A digital signal processor configured to perform digital signal processing in response to instructions sequentially read from a program memory, and comprising at least a multiplier for multiplying coefficient data and digital signal data, Overflow detection means for output signal data of an accumulator that accumulates output signal data from the multiplier; means for detecting an overflow warning level for output signal data of the accumulator; and an output signal from the overflow detection means. Since the digital signal processor of the present invention is provided with means for obtaining an OR output with the output signal from the overflow warning level detection means, the output signal of the overload detection circuit and the overflow detection circuit are provided.
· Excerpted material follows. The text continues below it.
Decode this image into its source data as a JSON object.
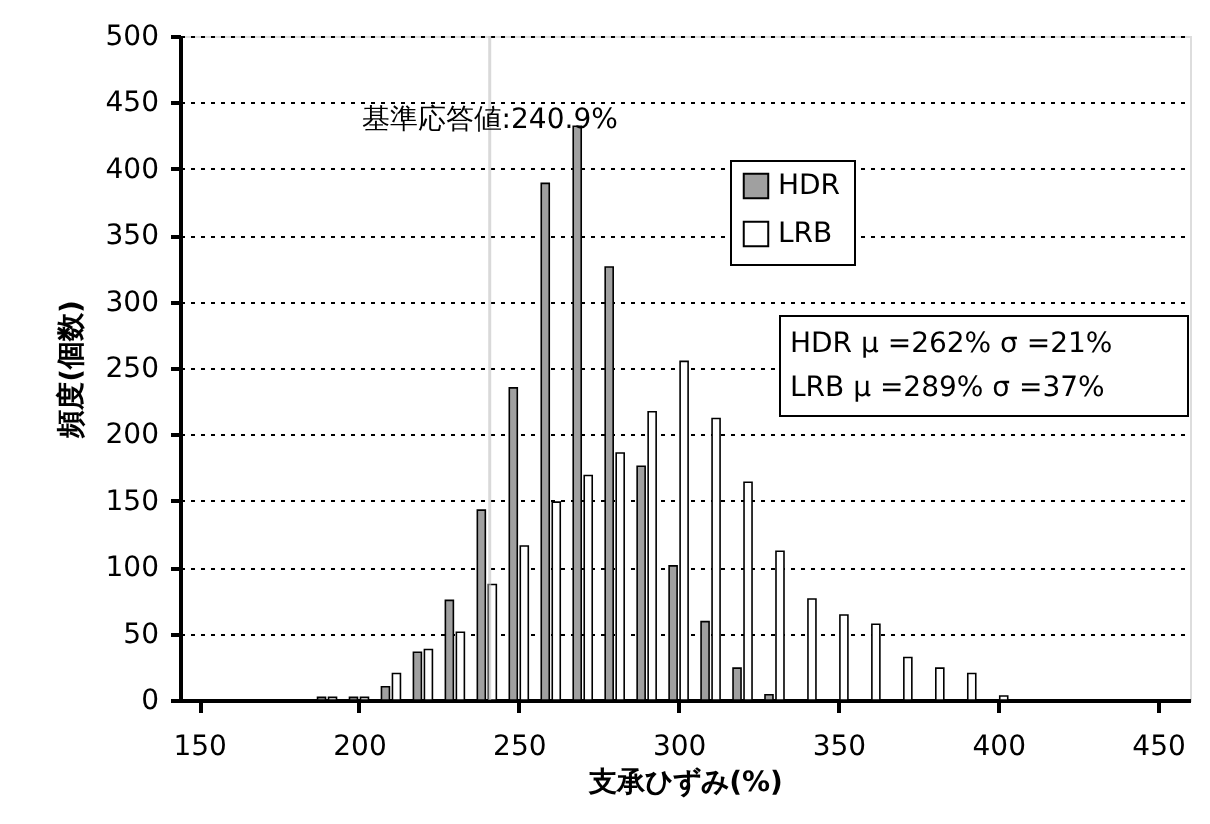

Since the output signal of the circuit is sent to the output terminal is configured to check whether the data obtained by multiplying the output signal data of the accumulator ACC by a predetermined coefficient is in an overflow state, and when the accumulator ACC has overflowed, Also, the signal generated by the overflow detection circuit OVF and sent to the output terminal y due to the overflow of the accumulator ACC is also supplied to the OR circuit, so that when the accumulator ACC overflows, the overload detection circuit is Even if the output is undefined, the output signal of the overflow detection circuit OVF due to the overflow of the accumulator ACC is sent to the output terminal There is no.

[Brief explanation of drawings]

1 and 2 are block diagrams of respective embodiments of the digital signal processor of the present invention. a...digital signal input terminal, b...output terminal,
X...output terminal, MUL, MULa...multiplier, M
UX...multiplexer, SDI...serial data input circuit, IB...input buffer, NC-RA
M...Coefficient RAM, TB...Transfer buffer, PCD
...Parameter control unit, P-RAM...Program RAM, SD○...Serial data output circuit, SC
I...Serial code interface, D-RA
M...Data RAM, FN-ROM...Constant memory ROM, ACC...Accumulator, REG...
・Register with shifter, OB...output buffer, OVF
...Overflow detection circuit, PC...Program counter, DP...Data memory page pointer, ARP...Auxiliary register pointer, ALU...
・Arithmetic logic unit, OLI, OL2... Overload detection circuit, SFT, 5FTI, 1... Shift circuit, OR1°OR2... OR circuit,

Claims (1)

[Claims] The digital signal processor is configured to perform digital signal processing in response to instructions sequentially read from a program memory, and includes at least a multiplier for multiplying coefficient data and digital signal data. Overflow detection means for the output signal data of an accumulator that accumulates output signal data from the multiplier; means for detecting an overflow warning level for the output signal data of the accumulator; and an output signal from the overflow detection means and the A digital signal processor comprising means for obtaining an OR output with an output signal from an overflow warning level detection means.